Theo Bromide Makes You Love & Other Dumb Things People Tell You

So in a conversation tonight, I say that I don’t feel that “love” is an emotion as much as a response to attraction. And I am told, wait for it-- that Theo Bromide is responsible of my attraction to someone who is attractive.

I stammered, tried to repeat what this person said to me. Theo Bromide. He is dead serious to his idea.

I couldn’t even react thinking that Theobromine, said to be an aphrodisiac, is responsible to this poor kid’s idea of love, or at least an excuse for one.

Really, Theo Bromide (Bromine?) not “thee-ob-rin-ine” is the pronunciation he came up with? Well, the poor loves-ignorance kid strolled away with his girlfriend before I could even smile. And fi i COULD smile, it wouldn’t be for pleasure.

Boys and girls, are you attracted to someone for a reason you just can’t be sure about? Well, just pray to the god of Theo Bromide. He’ll help you.

What other dumb-ass things have you heard lately?

Makes perfect sense to me. He misread a single letter. If it were theobromide, it would be pronounced Theo Bromide. Instead, it is pronounced Theo Bromine. It’s not uncommon for people think it contains “bromine.” And, God, apparently.

(It really comes from the name for Chocolate-- Theobroma: food of the gods.)

Okay, so here’s where I’m wrong. I thought the pronunciation is thee-o-BRO-mine. Looks like I’m wrong there. But we’re back to natural aphrodisiacs to process a little muskrat love? Maybe I’m wrong on both accounts.

Well, theobromine (pronounced like you think it is, OP) is a (mildly) psychoactive alkaloid found in cacao, as alluded to by BigT above. It’s responsible for the euphoric effects of chocolate, at least those that can’t be explained by the sugar and caffeine content.

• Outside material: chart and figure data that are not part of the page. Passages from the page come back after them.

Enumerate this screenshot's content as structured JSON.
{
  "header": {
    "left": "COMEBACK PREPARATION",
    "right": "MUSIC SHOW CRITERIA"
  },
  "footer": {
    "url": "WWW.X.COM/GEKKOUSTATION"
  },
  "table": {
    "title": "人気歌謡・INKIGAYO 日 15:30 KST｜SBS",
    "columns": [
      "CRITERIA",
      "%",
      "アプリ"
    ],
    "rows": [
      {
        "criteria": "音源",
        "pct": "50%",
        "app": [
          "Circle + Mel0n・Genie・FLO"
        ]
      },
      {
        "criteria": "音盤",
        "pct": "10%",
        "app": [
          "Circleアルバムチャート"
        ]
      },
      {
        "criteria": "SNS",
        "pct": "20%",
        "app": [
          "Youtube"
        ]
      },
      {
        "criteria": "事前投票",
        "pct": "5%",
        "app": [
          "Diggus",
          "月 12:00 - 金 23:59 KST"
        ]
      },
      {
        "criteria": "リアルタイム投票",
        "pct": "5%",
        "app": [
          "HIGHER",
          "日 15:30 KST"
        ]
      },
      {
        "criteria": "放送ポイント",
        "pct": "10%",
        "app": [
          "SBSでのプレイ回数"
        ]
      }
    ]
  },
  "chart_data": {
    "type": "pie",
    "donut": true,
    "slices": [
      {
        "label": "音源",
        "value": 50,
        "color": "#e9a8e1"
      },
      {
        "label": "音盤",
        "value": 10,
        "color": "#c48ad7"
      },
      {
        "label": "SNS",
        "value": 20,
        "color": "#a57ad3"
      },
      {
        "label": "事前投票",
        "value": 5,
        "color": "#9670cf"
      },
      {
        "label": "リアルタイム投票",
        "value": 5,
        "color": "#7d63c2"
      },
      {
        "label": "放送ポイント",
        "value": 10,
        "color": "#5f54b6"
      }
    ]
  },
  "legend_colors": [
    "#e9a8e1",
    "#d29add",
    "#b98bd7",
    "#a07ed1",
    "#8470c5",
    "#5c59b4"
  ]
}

But the source of love? Nah. Chocolate is more often seen as a substitute for love, most stereotypically in women. Also, don’t feed it to your dog.

Was your friend thinking of oxytocin?

I just met a guy who claimed he could hear people speaking in miscapitalized letters when he really didn’t know how the word was pronounced.

Although if I ever start my smooth jazz band, it will be named Theo Bromide.

Tonight, coming live to you, Mr. and Mrs. Middle America and all the ships at sea, from the Luscious Lynx Lounge, high above the skyline of Akron on the rooftop terrace of the Singletree Inn, the melodic groove of… Theo Bromide and his Omega Three, with guest vocalist Auntie Occident.

This is the best thing I’ve read all day. :smiley:

Everybody knows that it’s the Oxy toxin that’s responsible for love. That’s why they say that love is infectious!

** golf clap **

Well played, sir.

Forget theobromine. When I really want to get my heart racing, I just take a good dose of theodrenaline.

I wish the kid and his girl stayed around long enough to tell me about Angie O’Plasty, their best friend who grew new legs. :smiley:

And you’ll all take oxy. Oxytocin. :D:cool:

They didn’t get quite that far, but they did mention their friend Otto Fellatio, the horny contortionist.